Investing.com - The U.S. dollar slid lower against its Canadian counterpart on Wednesday, after data showed that U.S. inflation ticked lower last month and as investors remained cautious ahead of the Federal Reserve's policy decision on Thursday.
USD/CAD hit 1.3204 during early U.S. trade, the pair's lowest since September 10; the pair subsequently consolidated at 1.3209, retreating 0.29%.
The pair was likely to find support at 1.3150, the low of September 9 and resistance at 1.3262, Monday's high.
The Commerce Department said consumer prices edged down by 0.1% last month, in line with forecasts following a 0.1% increase in July. Consumer prices inched up 0.2% on a year-over-year basis, in line with expectations.
Core consumer prices, which exclude volatile food and energy costs, increased by 0.1%, also in line with the consensus forecast and was 0.2% higher from the same month a year earlier.
Investors remained cautious amid uncertainty over whether the Fed would hike short term interest rates for the first time in almost a decade on Thursday.
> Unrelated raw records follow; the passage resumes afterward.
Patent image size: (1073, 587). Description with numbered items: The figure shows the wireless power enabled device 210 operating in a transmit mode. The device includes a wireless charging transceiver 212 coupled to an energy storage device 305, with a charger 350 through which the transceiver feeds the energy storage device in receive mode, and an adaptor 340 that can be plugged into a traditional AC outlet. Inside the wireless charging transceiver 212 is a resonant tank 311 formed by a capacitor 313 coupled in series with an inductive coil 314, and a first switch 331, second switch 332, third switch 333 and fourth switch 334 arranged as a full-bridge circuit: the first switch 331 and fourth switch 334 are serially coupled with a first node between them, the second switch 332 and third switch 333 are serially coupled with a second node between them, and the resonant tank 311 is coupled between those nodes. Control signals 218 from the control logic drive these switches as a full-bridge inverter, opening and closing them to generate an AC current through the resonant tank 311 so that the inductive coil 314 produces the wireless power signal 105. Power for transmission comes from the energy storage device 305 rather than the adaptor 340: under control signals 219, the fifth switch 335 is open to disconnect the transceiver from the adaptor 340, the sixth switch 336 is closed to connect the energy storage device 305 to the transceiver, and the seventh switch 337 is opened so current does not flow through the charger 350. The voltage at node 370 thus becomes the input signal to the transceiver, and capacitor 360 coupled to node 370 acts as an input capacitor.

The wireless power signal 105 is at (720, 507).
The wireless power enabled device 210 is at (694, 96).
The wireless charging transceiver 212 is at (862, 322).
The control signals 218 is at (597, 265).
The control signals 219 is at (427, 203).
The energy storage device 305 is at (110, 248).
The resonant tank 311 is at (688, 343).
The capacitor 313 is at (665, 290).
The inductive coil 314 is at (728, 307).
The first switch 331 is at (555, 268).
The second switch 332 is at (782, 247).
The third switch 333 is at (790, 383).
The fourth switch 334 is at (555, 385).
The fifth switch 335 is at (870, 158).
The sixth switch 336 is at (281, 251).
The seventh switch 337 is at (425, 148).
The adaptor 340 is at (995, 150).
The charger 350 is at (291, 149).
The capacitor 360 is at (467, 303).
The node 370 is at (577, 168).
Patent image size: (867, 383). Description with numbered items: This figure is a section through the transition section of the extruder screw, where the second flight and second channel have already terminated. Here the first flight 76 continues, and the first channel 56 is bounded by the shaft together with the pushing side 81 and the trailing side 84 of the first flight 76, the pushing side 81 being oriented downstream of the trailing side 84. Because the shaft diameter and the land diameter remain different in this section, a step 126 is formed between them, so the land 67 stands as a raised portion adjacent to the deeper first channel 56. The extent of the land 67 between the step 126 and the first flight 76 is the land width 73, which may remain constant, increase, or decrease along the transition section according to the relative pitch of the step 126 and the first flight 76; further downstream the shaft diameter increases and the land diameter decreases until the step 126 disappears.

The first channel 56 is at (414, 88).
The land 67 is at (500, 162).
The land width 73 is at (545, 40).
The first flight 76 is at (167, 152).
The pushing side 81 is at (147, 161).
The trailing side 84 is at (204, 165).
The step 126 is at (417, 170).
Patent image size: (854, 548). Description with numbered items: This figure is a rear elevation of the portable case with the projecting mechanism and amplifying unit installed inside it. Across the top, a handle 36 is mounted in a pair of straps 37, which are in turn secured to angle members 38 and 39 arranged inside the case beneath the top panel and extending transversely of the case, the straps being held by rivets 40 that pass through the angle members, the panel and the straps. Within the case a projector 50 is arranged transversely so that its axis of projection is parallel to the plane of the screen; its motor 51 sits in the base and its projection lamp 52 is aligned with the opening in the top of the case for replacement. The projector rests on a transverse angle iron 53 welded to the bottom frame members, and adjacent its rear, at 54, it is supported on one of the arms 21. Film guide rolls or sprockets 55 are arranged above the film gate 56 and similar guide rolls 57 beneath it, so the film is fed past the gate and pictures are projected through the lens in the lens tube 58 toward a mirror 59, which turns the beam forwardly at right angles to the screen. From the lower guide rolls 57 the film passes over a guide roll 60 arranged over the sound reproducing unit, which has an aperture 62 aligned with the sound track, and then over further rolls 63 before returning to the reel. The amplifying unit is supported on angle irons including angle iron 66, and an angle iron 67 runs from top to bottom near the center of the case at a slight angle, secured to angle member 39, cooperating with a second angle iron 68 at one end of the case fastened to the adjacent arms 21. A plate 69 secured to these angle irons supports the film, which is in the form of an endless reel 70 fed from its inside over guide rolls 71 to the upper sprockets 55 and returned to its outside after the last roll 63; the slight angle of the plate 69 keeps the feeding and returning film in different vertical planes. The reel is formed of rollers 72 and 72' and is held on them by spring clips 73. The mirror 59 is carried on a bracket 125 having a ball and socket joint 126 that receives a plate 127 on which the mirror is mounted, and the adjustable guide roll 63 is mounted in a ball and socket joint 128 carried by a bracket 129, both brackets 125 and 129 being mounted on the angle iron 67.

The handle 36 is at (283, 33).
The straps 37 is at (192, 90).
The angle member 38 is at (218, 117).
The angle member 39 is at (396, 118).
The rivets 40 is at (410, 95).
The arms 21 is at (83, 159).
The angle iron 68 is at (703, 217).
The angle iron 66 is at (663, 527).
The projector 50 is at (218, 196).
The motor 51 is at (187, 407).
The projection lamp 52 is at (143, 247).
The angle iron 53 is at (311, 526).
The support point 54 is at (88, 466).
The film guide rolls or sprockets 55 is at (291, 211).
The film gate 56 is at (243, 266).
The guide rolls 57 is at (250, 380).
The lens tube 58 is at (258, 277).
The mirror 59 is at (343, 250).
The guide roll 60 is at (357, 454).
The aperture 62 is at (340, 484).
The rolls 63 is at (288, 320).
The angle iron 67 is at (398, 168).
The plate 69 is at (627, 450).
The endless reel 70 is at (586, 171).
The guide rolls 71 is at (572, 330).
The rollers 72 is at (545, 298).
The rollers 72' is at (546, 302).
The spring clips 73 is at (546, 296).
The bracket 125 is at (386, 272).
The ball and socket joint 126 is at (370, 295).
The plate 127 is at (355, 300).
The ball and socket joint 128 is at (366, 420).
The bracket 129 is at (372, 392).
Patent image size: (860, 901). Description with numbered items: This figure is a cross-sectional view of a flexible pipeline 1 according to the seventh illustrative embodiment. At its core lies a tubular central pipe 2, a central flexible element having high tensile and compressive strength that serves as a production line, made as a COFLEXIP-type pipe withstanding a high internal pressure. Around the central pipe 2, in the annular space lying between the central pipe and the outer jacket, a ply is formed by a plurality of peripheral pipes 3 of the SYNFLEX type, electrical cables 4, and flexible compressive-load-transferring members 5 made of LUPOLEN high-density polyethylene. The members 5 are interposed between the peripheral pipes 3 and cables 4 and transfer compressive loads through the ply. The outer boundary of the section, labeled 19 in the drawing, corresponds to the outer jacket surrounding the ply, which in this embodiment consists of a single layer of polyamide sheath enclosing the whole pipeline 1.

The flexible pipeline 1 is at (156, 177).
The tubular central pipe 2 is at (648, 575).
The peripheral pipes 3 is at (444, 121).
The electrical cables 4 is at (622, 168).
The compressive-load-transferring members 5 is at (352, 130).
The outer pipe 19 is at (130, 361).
An increase in interest rates would boost the greenback by making it more attractive to yield-seeking investors.
Fed Chair Janet Yellen has said that an interest rate increase is data dependent but has also indicated that she expects to begin raising rates before the end of the year.
In Canada, data earlier showed that manufacturing sales increased by 1.7% in July, beating expectations for a 1.0% rise. Manufacturing sales gained 1.5% in June, whose figure was revised from a previously estimated 1.2% rise.
The loonie was higher against the euro, with EUR/CAD declining 0.25% to 1.4894.